With the opening of the fertility policy, many families have entered the ranks of the second or third child, and a large number of people feel that a child is too lonely, or there is a good companion; there are also many people who think that having only one child is the best choice, after all, life pressure is so big now, one more child is more pressure. What will life be like for one-child families? Do you have any regrets? Perhaps we can find out from the population that chose to have only children 30 years ago.

Aunt Li of Shandong said: At that time, because of policy reasons, I chose to have only one child, and many people around me tried their best to have more children, but I felt that there was nothing wrong with having a child, and I could give him all the best and the best. My wife and I are both regular workers, the family conditions are OK, from the child is the best to eat and wear among the peers, we also attach great importance to his education.
In that cram school was not so popular in the era we signed him up for a variety of cram school interest classes, and he is also a very good child as we expected, now he has a successful career to settle outside, he is our pride, but also let us miss it, my wife and I live alone in our hometown, and the children only see once a year, looking at other people's homes lively, sometimes really regret not having another one.

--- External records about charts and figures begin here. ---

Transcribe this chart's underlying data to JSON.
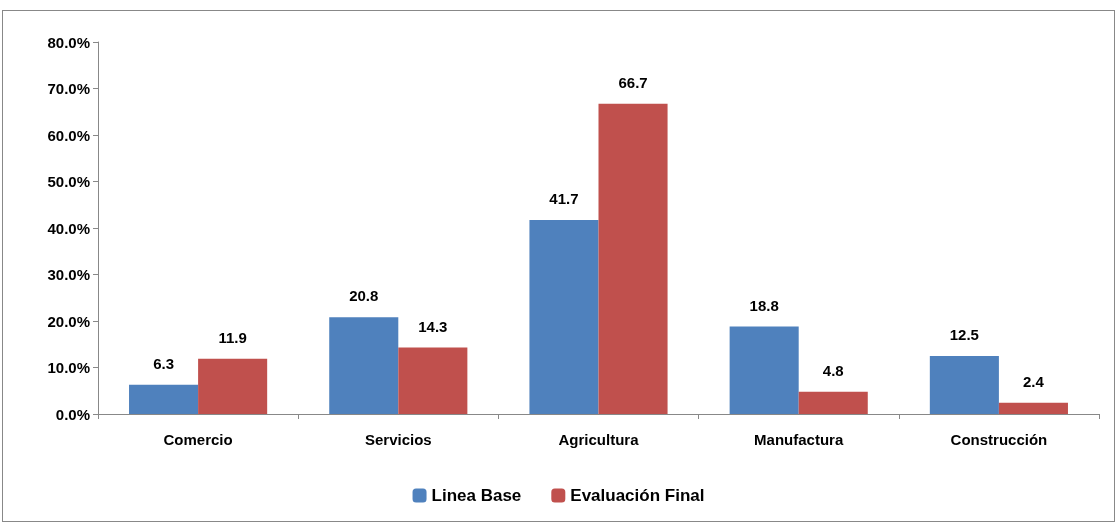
{
  "chart_data": {
    "type": "bar",
    "categories": [
      "Comercio",
      "Servicios",
      "Agricultura",
      "Manufactura",
      "Construcción"
    ],
    "series": [
      {
        "name": "Linea Base",
        "color": "#4f81bd",
        "values": [
          6.3,
          20.8,
          41.7,
          18.8,
          12.5
        ]
      },
      {
        "name": "Evaluación Final",
        "color": "#c0504d",
        "values": [
          11.9,
          14.3,
          66.7,
          4.8,
          2.4
        ]
      }
    ],
    "ylim": [
      0,
      80
    ],
    "yticks": [
      {
        "value": 0,
        "label": "0.0%"
      },
      {
        "value": 10,
        "label": "10.0%"
      },
      {
        "value": 20,
        "label": "20.0%"
      },
      {
        "value": 30,
        "label": "30.0%"
      },
      {
        "value": 40,
        "label": "40.0%"
      },
      {
        "value": 50,
        "label": "50.0%"
      },
      {
        "value": 60,
        "label": "60.0%"
      },
      {
        "value": 70,
        "label": "70.0%"
      },
      {
        "value": 80,
        "label": "80.0%"
      }
    ],
    "data_labels": true,
    "legend": "bottom",
    "grid": false
  }
}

Aunt Zhang in Hebei said: I am 60 years old this year, I only gave birth to a son and a child that year, we are an ordinary family, the conditions are not too good, last year my wife suddenly had a stroke, and I can only stay at home and do heavy work after I am good. I don't have much culture to go out to work and I can't make much money, and the burden of the family falls on my son alone. Watching him busy every day for his own small family and our old two, my heart is really not a taste, sometimes I think if I have one more child, it will be less stressful, but there is no regret medicine to eat, just bitter my son and daughter-in-law.
For families with only children, children will enjoy more love, parents can also reduce some of the pressure in parenting, if the husband and wife are better after aging, they have certain conditions to support their later life, but the fact that many people cannot reach such an ideal state of life, from the dictation of the two aunts, we can probably summarize the current situation of the family that chose the only child thirty years ago.
Probably everyone will be influenced by a kind of thinking from an early age, especially for people in small places, that is, "study hard, and go to university to work and live in a big city in the future." Many only-child families have all their energy on one child, and naturally the education of children will be more stringent. But once the children grow up and go to work in other cities, and finally get married and have children there, then the remaining two will be very lonely.
Loneliness is also the norm for couples in many one-child families, and they can't see their children several times a year, especially when it's dark when they look at other people's homes noisy and lively.
There is also the fact that for ordinary families, a child may save a lot of financial pressure, but when the husband and wife gradually grow old and gradually decline in health and have no financial resources and savings, a child will appear more stressful. Because he has to bear the responsibility of the family he has formed, but also to bear the pension problems of his parents, all kinds of pressures are pressed on a person to make him breathless, as a parent, he can only look anxious and uncomfortable, but he can't afford to share it for him.
If these two situations are still under the premise of filial piety of children, and they are still lamentable, then the next example makes people feel even more sad and helpless.
I have seen an aunt in her fifties crying helplessly that her son is not filial piety, and his wife has been working outside for many years, and he has wanted his son to help with some things at home, but he has nothing to do. The light in the home was broken, so the son came to change but waited for a week and did not see, can only pedal the stool to change, and then accidentally fell off the stool resulting in a leg fracture, during the hospitalization of the son did not come to visit, can only be alone with crutches action, nurses and people in the same ward often come to help, watching others in front of the bed children replace the service, their hearts are desperate.
It is true that not all the children of the only family are like this, but if they encounter such a situation where one child is not filial piety, then the couple's old age is really not very good, and once they are sick and need to be taken care of, they will regret that if they had one more child, would they not be unattended in front of the bed today?
Thirty years ago, the group of only families now have the deepest understanding, thirty years later there are countless only families on the road, of course, we can not judge the good or bad of the only family, there are a thousand Hamlets in the eyes of a thousand people, the same thousand families also have a thousand ways of living, just hope that everyone must seriously consider before making a choice, educate the child well, be prepared to accept everything, is the most critical.